Il primo a prendere la parola, sul palco, è il sindaco di Trani, Giuseppe Tarantini, che ha ricordato, en passant, la grandeur di Trani («Prima città al mondo ad aver promulgato un codice della navigazione marinara, prima città al mondo ad aver avuto un avvocato donna, Giustina Rocca»). Tarantini, nel suo intervento, ha spiegato la trasformazione sociale del centro storico: «In questi luoghi, negli anni '80, Trani ha subito l'onta della presenza di un'organizzazione mafiosa che ha cosparso di sangue le nostre strade. Il centro storico è stato teatro di omicidi, di sparizioni di persone, di traffici di droga. Oggi, invece, è meta ininterrotta di visitatori, luogo dove convivono armoniosamente una comunità ortodossa, una comunità ebraica e tutta la comunità cristiana. Ciò è stato possibile grazie al lavoro ed alla collaborazione tra le Forze dell'Ordine. Episodi criminali, a Trani, sono diventati una rarità. L'evento di oggi ha una valenza particolare: oggi non si restituisce alla funzione pubblica solo un immobile che fu della mafia, oggi si chiude un cerchio».
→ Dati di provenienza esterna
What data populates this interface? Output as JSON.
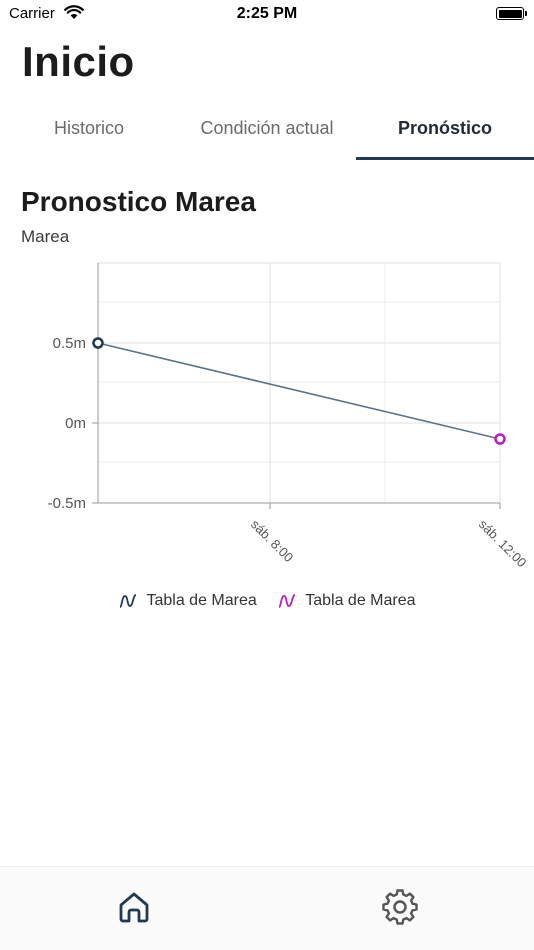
{
  "status_bar": {
    "carrier": "Carrier",
    "time": "2:25 PM"
  },
  "header": {
    "title": "Inicio"
  },
  "tabs": [
    {
      "label": "Historico",
      "active": false
    },
    {
      "label": "Condición actual",
      "active": false
    },
    {
      "label": "Pronóstico",
      "active": true
    }
  ],
  "section": {
    "title": "Pronostico Marea",
    "subtitle": "Marea"
  },
  "chart_data": {
    "type": "line",
    "title": "",
    "xlabel": "",
    "ylabel": "",
    "y_ticks": [
      "0.5m",
      "0m",
      "-0.5m"
    ],
    "x_ticks": [
      "sáb. 8:00",
      "sáb. 12:00"
    ],
    "ylim": [
      -0.5,
      1.0
    ],
    "grid": true,
    "legend_position": "bottom",
    "series": [
      {
        "name": "Tabla de Marea",
        "color": "#1e3a57",
        "points": [
          {
            "x": "sáb. 5:00",
            "y": 0.5
          }
        ]
      },
      {
        "name": "Tabla de Marea",
        "color": "#b81fc1",
        "points": [
          {
            "x": "sáb. 12:00",
            "y": -0.1
          }
        ]
      }
    ],
    "line_color": "#5c7489"
  },
  "bottom_nav": [
    {
      "icon": "home-icon",
      "active": true,
      "color": "#1e3a57"
    },
    {
      "icon": "gear-icon",
      "active": false,
      "color": "#555555"
    }
  ]
}
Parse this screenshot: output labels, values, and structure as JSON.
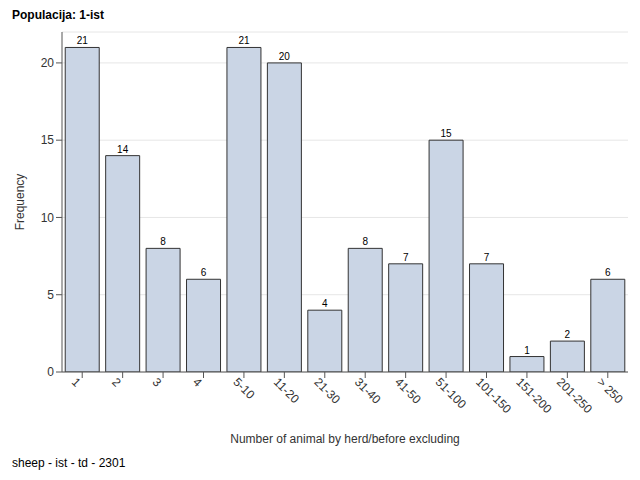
{
  "chart_data": {
    "type": "bar",
    "title": "Populacija: 1-ist",
    "x_label": "Number of animal by herd/before excluding",
    "y_label": "Frequency",
    "annotations": [
      "sheep - ist - td - 2301"
    ],
    "categories": [
      "1",
      "2",
      "3",
      "4",
      "5-10",
      "11-20",
      "21-30",
      "31-40",
      "41-50",
      "51-100",
      "101-150",
      "151-200",
      "201-250",
      "> 250"
    ],
    "values": [
      21,
      14,
      8,
      6,
      21,
      20,
      4,
      8,
      7,
      15,
      7,
      1,
      2,
      6
    ],
    "color": "#cad5e5",
    "ylim": [
      0,
      22
    ],
    "yticks": [
      0,
      5,
      10,
      15,
      20
    ],
    "grid": true,
    "data_labels": true
  }
}
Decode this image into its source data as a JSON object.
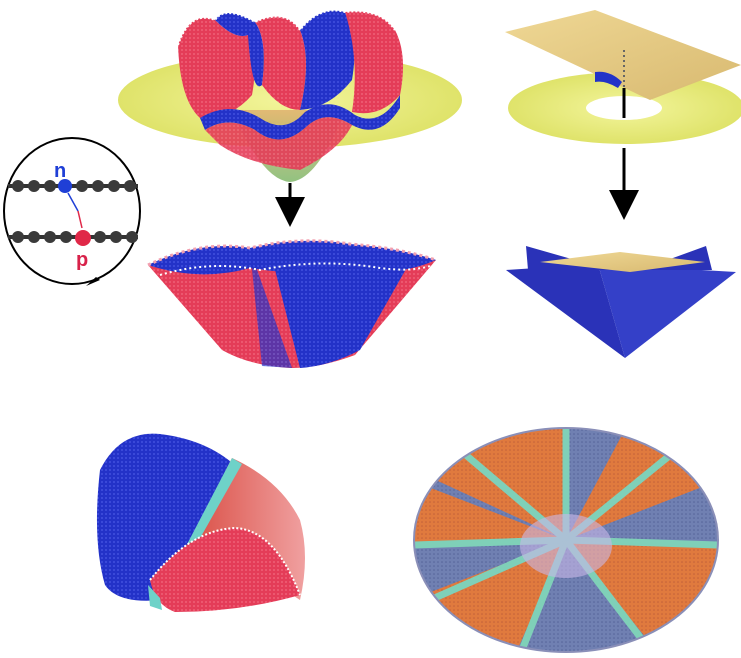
{
  "labels": {
    "n": "n",
    "p": "p"
  },
  "colors": {
    "blue": "#2233c8",
    "red": "#e0405a",
    "yellow": "#e8ec7a",
    "tan": "#e6cf88",
    "orange": "#e0783a",
    "cyan": "#5fd0c8",
    "slate": "#6f7fb0"
  },
  "panels": [
    "wavy-cone-graphene",
    "slit-sheet-cone",
    "folded-cone-ridge",
    "blue-pyramid-cone",
    "blue-red-cone-cap",
    "disclination-disk"
  ]
}
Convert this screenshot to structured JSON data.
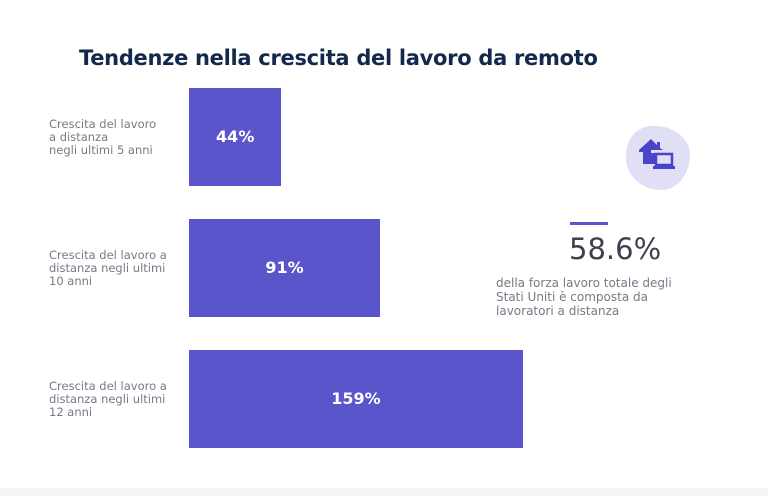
{
  "chart_data": {
    "type": "bar",
    "orientation": "horizontal",
    "title": "Tendenze nella crescita del lavoro da remoto",
    "categories": [
      [
        "Crescita del lavoro",
        "a distanza",
        "negli ultimi 5 anni"
      ],
      [
        "Crescita del lavoro a",
        "distanza negli ultimi",
        "10 anni"
      ],
      [
        "Crescita del lavoro a",
        "distanza negli ultimi",
        "12 anni"
      ]
    ],
    "values": [
      44,
      91,
      159
    ],
    "data_labels": [
      "44%",
      "91%",
      "159%"
    ],
    "unit": "%",
    "bar_color": "#5b55cc",
    "grid": false
  },
  "callout": {
    "icon": "home-laptop-icon",
    "value": "58.6%",
    "description": [
      "della forza lavoro totale degli",
      "Stati Uniti è composta da",
      "lavoratori a distanza"
    ],
    "accent": "#5b55cc"
  }
}
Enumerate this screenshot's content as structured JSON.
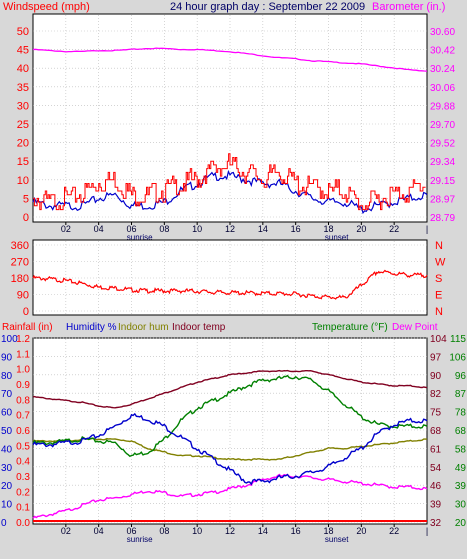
{
  "header": {
    "left": "Windspeed (mph)",
    "center": "24 hour graph day : September 22 2009",
    "right": "Barometer (in.)"
  },
  "colors": {
    "background": "#d8d8d8",
    "wind": "#ff0000",
    "gust_avg": "#0000cc",
    "barometer": "#ff00ff",
    "direction": "#ff0000",
    "rain": "#ff0000",
    "humidity": "#0000cc",
    "indoor_hum": "#808000",
    "indoor_temp": "#800020",
    "temperature": "#008000",
    "dewpoint": "#ff00ff",
    "nesw": "#ff0000"
  },
  "x_axis": {
    "ticks": [
      "02",
      "04",
      "06",
      "08",
      "10",
      "12",
      "14",
      "16",
      "18",
      "20",
      "22"
    ],
    "sunrise_label": "sunrise",
    "sunset_label": "sunset",
    "sunrise_hour": 6.5,
    "sunset_hour": 18.5
  },
  "chart_data": [
    {
      "type": "line",
      "title": "24 hour graph day : September 22 2009",
      "ylabel_left": "Windspeed (mph)",
      "ylabel_right": "Barometer (in.)",
      "left_ticks": [
        "50",
        "45",
        "40",
        "35",
        "30",
        "25",
        "20",
        "15",
        "10",
        "5",
        "0"
      ],
      "right_ticks": [
        "30.60",
        "30.42",
        "30.24",
        "30.06",
        "29.88",
        "29.70",
        "29.52",
        "29.34",
        "29.15",
        "28.97",
        "28.79"
      ],
      "ylim_left": [
        0,
        50
      ],
      "ylim_right": [
        28.79,
        30.6
      ],
      "x": [
        0,
        1,
        2,
        3,
        4,
        5,
        6,
        7,
        8,
        9,
        10,
        11,
        12,
        13,
        14,
        15,
        16,
        17,
        18,
        19,
        20,
        21,
        22,
        23,
        24
      ],
      "series": [
        {
          "name": "Windspeed",
          "axis": "left",
          "values": [
            5,
            4,
            5,
            6,
            9,
            10,
            6,
            6,
            7,
            9,
            10,
            13,
            14,
            12,
            10,
            12,
            9,
            8,
            7,
            7,
            3,
            5,
            6,
            7,
            9
          ]
        },
        {
          "name": "Wind average",
          "axis": "left",
          "values": [
            4,
            3,
            3,
            3,
            5,
            6,
            3,
            3,
            4,
            7,
            9,
            11,
            11,
            10,
            9,
            9,
            7,
            5,
            4,
            4,
            2,
            3,
            4,
            5,
            6
          ]
        },
        {
          "name": "Barometer",
          "axis": "right",
          "values": [
            30.42,
            30.41,
            30.4,
            30.4,
            30.41,
            30.41,
            30.42,
            30.43,
            30.43,
            30.42,
            30.42,
            30.41,
            30.4,
            30.38,
            30.36,
            30.34,
            30.33,
            30.31,
            30.3,
            30.29,
            30.28,
            30.26,
            30.24,
            30.22,
            30.21
          ]
        }
      ]
    },
    {
      "type": "line",
      "ylabel_left": "",
      "left_ticks": [
        "360",
        "270",
        "180",
        "90",
        "0"
      ],
      "right_labels": [
        "N",
        "W",
        "S",
        "E",
        "N"
      ],
      "ylim": [
        0,
        360
      ],
      "x": [
        0,
        1,
        2,
        3,
        4,
        5,
        6,
        7,
        8,
        9,
        10,
        11,
        12,
        13,
        14,
        15,
        16,
        17,
        18,
        19,
        20,
        21,
        22,
        23,
        24
      ],
      "series": [
        {
          "name": "Wind direction",
          "values": [
            180,
            175,
            165,
            150,
            130,
            125,
            115,
            110,
            110,
            110,
            108,
            102,
            100,
            98,
            96,
            95,
            92,
            82,
            75,
            72,
            140,
            215,
            205,
            195,
            195
          ]
        }
      ]
    },
    {
      "type": "line",
      "labels": {
        "rainfall": "Rainfall (in)",
        "humidity": "Humidity %",
        "indoor_hum": "Indoor hum",
        "indoor_temp": "Indoor temp",
        "temperature": "Temperature (°F)",
        "dewpoint": "Dew Point"
      },
      "left_ticks_rain": [
        "1.2",
        "1.1",
        "1.0",
        "0.9",
        "0.8",
        "0.7",
        "0.6",
        "0.5",
        "0.4",
        "0.3",
        "0.2",
        "0.1",
        "0.0"
      ],
      "left_ticks_humidity": [
        "100",
        "90",
        "80",
        "70",
        "60",
        "50",
        "40",
        "30",
        "20",
        "10",
        "0"
      ],
      "right_ticks_temp": [
        "115",
        "106",
        "96",
        "87",
        "78",
        "68",
        "58",
        "49",
        "39",
        "30",
        "20"
      ],
      "right_ticks_dew": [
        "104",
        "97",
        "90",
        "82",
        "75",
        "68",
        "61",
        "54",
        "46",
        "39",
        "32"
      ],
      "ylim_humidity": [
        0,
        100
      ],
      "x": [
        0,
        1,
        2,
        3,
        4,
        5,
        6,
        7,
        8,
        9,
        10,
        11,
        12,
        13,
        14,
        15,
        16,
        17,
        18,
        19,
        20,
        21,
        22,
        23,
        24
      ],
      "series": [
        {
          "name": "Humidity",
          "axis": "humidity",
          "values": [
            42,
            42,
            43,
            44,
            47,
            52,
            58,
            56,
            52,
            46,
            40,
            34,
            28,
            22,
            22,
            24,
            25,
            27,
            30,
            35,
            40,
            48,
            53,
            55,
            55
          ]
        },
        {
          "name": "Indoor hum",
          "axis": "humidity",
          "values": [
            44,
            44,
            44,
            45,
            45,
            45,
            44,
            40,
            38,
            36,
            36,
            35,
            34,
            34,
            34,
            34,
            36,
            38,
            40,
            40,
            41,
            42,
            43,
            44,
            45
          ]
        },
        {
          "name": "Indoor temp",
          "axis": "humidity",
          "values": [
            68,
            67,
            66,
            65,
            63,
            62,
            64,
            67,
            70,
            73,
            76,
            78,
            80,
            81,
            82,
            82,
            82,
            82,
            80,
            78,
            76,
            75,
            74,
            74,
            73
          ]
        },
        {
          "name": "Temperature",
          "axis": "humidity",
          "values": [
            43,
            43,
            44,
            45,
            44,
            43,
            36,
            38,
            45,
            55,
            62,
            66,
            70,
            74,
            77,
            78,
            79,
            77,
            71,
            64,
            57,
            53,
            52,
            52,
            52
          ]
        },
        {
          "name": "Dew Point",
          "axis": "humidity",
          "values": [
            2,
            4,
            6,
            9,
            12,
            13,
            15,
            17,
            16,
            14,
            15,
            16,
            18,
            20,
            23,
            25,
            25,
            24,
            23,
            22,
            21,
            20,
            19,
            19,
            18
          ]
        },
        {
          "name": "Rainfall",
          "axis": "rain",
          "values": [
            0,
            0,
            0,
            0,
            0,
            0,
            0,
            0,
            0,
            0,
            0,
            0,
            0,
            0,
            0,
            0,
            0,
            0,
            0,
            0,
            0,
            0,
            0,
            0,
            0
          ]
        }
      ]
    }
  ]
}
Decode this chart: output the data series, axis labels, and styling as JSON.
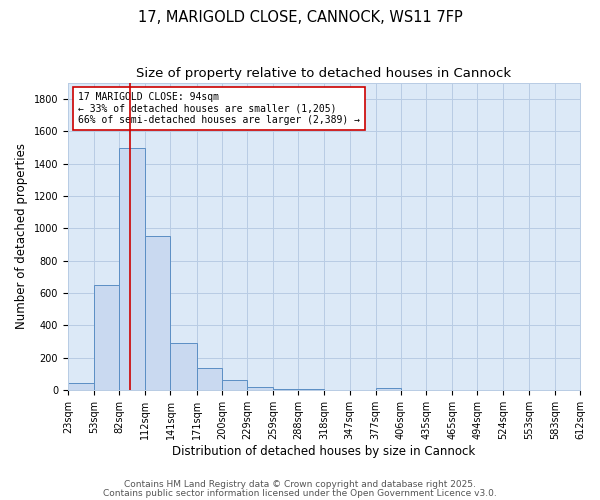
{
  "title_line1": "17, MARIGOLD CLOSE, CANNOCK, WS11 7FP",
  "title_line2": "Size of property relative to detached houses in Cannock",
  "xlabel": "Distribution of detached houses by size in Cannock",
  "ylabel": "Number of detached properties",
  "bins": [
    23,
    53,
    82,
    112,
    141,
    171,
    200,
    229,
    259,
    288,
    318,
    347,
    377,
    406,
    435,
    465,
    494,
    524,
    553,
    583,
    612
  ],
  "counts": [
    45,
    650,
    1500,
    950,
    290,
    135,
    60,
    20,
    8,
    4,
    2,
    2,
    10,
    2,
    0,
    0,
    0,
    0,
    0,
    0
  ],
  "bar_facecolor": "#c9d9f0",
  "bar_edgecolor": "#5b8ec4",
  "vline_x": 94,
  "vline_color": "#cc0000",
  "annotation_text_line1": "17 MARIGOLD CLOSE: 94sqm",
  "annotation_text_line2": "← 33% of detached houses are smaller (1,205)",
  "annotation_text_line3": "66% of semi-detached houses are larger (2,389) →",
  "annotation_fontsize": 7.0,
  "annotation_box_edgecolor": "#cc0000",
  "annotation_box_facecolor": "white",
  "grid_color": "#b8cce4",
  "bg_color": "#dce9f7",
  "ylim": [
    0,
    1900
  ],
  "yticks": [
    0,
    200,
    400,
    600,
    800,
    1000,
    1200,
    1400,
    1600,
    1800
  ],
  "footer_line1": "Contains HM Land Registry data © Crown copyright and database right 2025.",
  "footer_line2": "Contains public sector information licensed under the Open Government Licence v3.0.",
  "footer_fontsize": 6.5,
  "title_fontsize1": 10.5,
  "title_fontsize2": 9.5,
  "tick_fontsize": 7.0,
  "axis_label_fontsize": 8.5
}
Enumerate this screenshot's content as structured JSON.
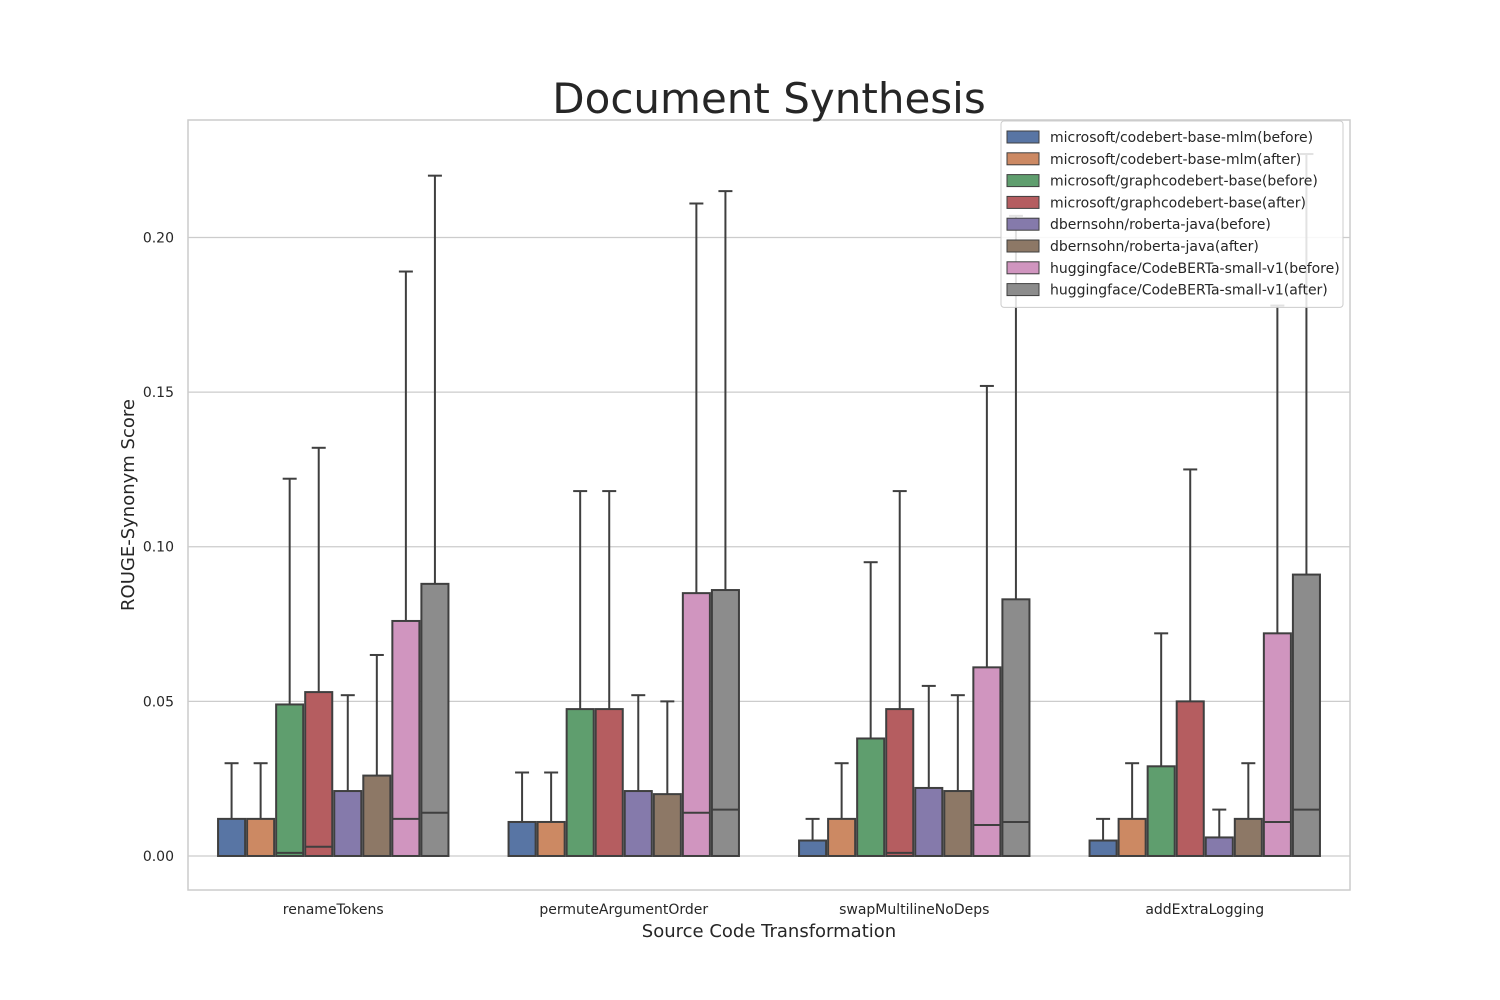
{
  "chart_data": {
    "type": "bar",
    "title": "Document Synthesis",
    "xlabel": "Source Code Transformation",
    "ylabel": "ROUGE-Synonym Score",
    "ylim": [
      -0.011,
      0.238
    ],
    "yticks": [
      0.0,
      0.05,
      0.1,
      0.15,
      0.2
    ],
    "ytick_labels": [
      "0.00",
      "0.05",
      "0.10",
      "0.15",
      "0.20"
    ],
    "grid": true,
    "legend_position": "top-right",
    "categories": [
      "renameTokens",
      "permuteArgumentOrder",
      "swapMultilineNoDeps",
      "addExtraLogging"
    ],
    "series": [
      {
        "name": "microsoft/codebert-base-mlm(before)",
        "color": "#5875a4",
        "values": [
          0.012,
          0.011,
          0.005,
          0.005
        ],
        "median": [
          0.0,
          0.0,
          0.0,
          0.0
        ],
        "whisker": [
          0.03,
          0.027,
          0.012,
          0.012
        ]
      },
      {
        "name": "microsoft/codebert-base-mlm(after)",
        "color": "#cc8963",
        "values": [
          0.012,
          0.011,
          0.012,
          0.012
        ],
        "median": [
          0.0,
          0.0,
          0.0,
          0.0
        ],
        "whisker": [
          0.03,
          0.027,
          0.03,
          0.03
        ]
      },
      {
        "name": "microsoft/graphcodebert-base(before)",
        "color": "#5f9e6e",
        "values": [
          0.049,
          0.0475,
          0.038,
          0.029
        ],
        "median": [
          0.001,
          0.0,
          0.0,
          0.0
        ],
        "whisker": [
          0.122,
          0.118,
          0.095,
          0.072
        ]
      },
      {
        "name": "microsoft/graphcodebert-base(after)",
        "color": "#b55d60",
        "values": [
          0.053,
          0.0475,
          0.0475,
          0.05
        ],
        "median": [
          0.003,
          0.0,
          0.001,
          0.0
        ],
        "whisker": [
          0.132,
          0.118,
          0.118,
          0.125
        ]
      },
      {
        "name": "dbernsohn/roberta-java(before)",
        "color": "#857aab",
        "values": [
          0.021,
          0.021,
          0.022,
          0.006
        ],
        "median": [
          0.0,
          0.0,
          0.0,
          0.0
        ],
        "whisker": [
          0.052,
          0.052,
          0.055,
          0.015
        ]
      },
      {
        "name": "dbernsohn/roberta-java(after)",
        "color": "#8d7866",
        "values": [
          0.026,
          0.02,
          0.021,
          0.012
        ],
        "median": [
          0.0,
          0.0,
          0.0,
          0.0
        ],
        "whisker": [
          0.065,
          0.05,
          0.052,
          0.03
        ]
      },
      {
        "name": "huggingface/CodeBERTa-small-v1(before)",
        "color": "#d095bf",
        "values": [
          0.076,
          0.085,
          0.061,
          0.072
        ],
        "median": [
          0.012,
          0.014,
          0.01,
          0.011
        ],
        "whisker": [
          0.189,
          0.211,
          0.152,
          0.178
        ]
      },
      {
        "name": "huggingface/CodeBERTa-small-v1(after)",
        "color": "#8c8c8c",
        "values": [
          0.088,
          0.086,
          0.083,
          0.091
        ],
        "median": [
          0.014,
          0.015,
          0.011,
          0.015
        ],
        "whisker": [
          0.22,
          0.215,
          0.207,
          0.227
        ]
      }
    ]
  }
}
Tarantini ha poi proposto di intitolare l'immobile al giudice Paolo Borsellino, «un eroe nella lotta alla mafia». Chissà se saranno d'accordo i parenti di Alfredo Albanese, vicequestore tranese ucciso a Mestre nel 1980.
Dopo il sindaco è intervenuto il procuratore capo presso il Tribunale di Trani, Carlo Maria Capristo che ha ricordato le tappe fondamentali del maxiprocesso Dolmen (170 imputati) che ha inferto il colpo mortale alle organizzazioni mafiose del nord barese: 1200 testimoni per mettere in ginocchio 3 associazioni di stampo mafioso (clan Annacondia, Spera-Lattanzio e Cannito) e 5 associazioni dedite al traffico di stupefacenti, responsabili di 32 omicidi e 5 tentati omicidi. Dopo nove anni di udienze (ben 303) la Corte di Assise di Trani, il 28 gennaio del 2006. emise 31 ergastoli (comminati a venti persone) e 1037 anni di reclusione complessivi ai vertici e ai fiancheggiatori delle organizzazioni criminali. «Oggi Trani scrive una pagina d'onore nel libro della sua storia - ha detto Capristo - con un segnale forte e concreto di un'antimafia sociale e dei diritti. Il passato può sempre tornare ed ecco perché da parte nostra c'è sempre un'elevata attenzione verso i fenomeni di criminalità», Capristo ha poi ricordato un passaggio di un'intervista rilasciata dal prefetto Carlo Alberto Dalla Chiesa al giornalista Giorgio Bocca pochi giorni prima della sua morte, nel 1982: «Per poter compiere un'incisiva lotta alla mafia bisogna colpire gli interessi economici dei boss. La confisca dei beni è lo strumento più importante per aggredire il patrimonio dei mafiosi».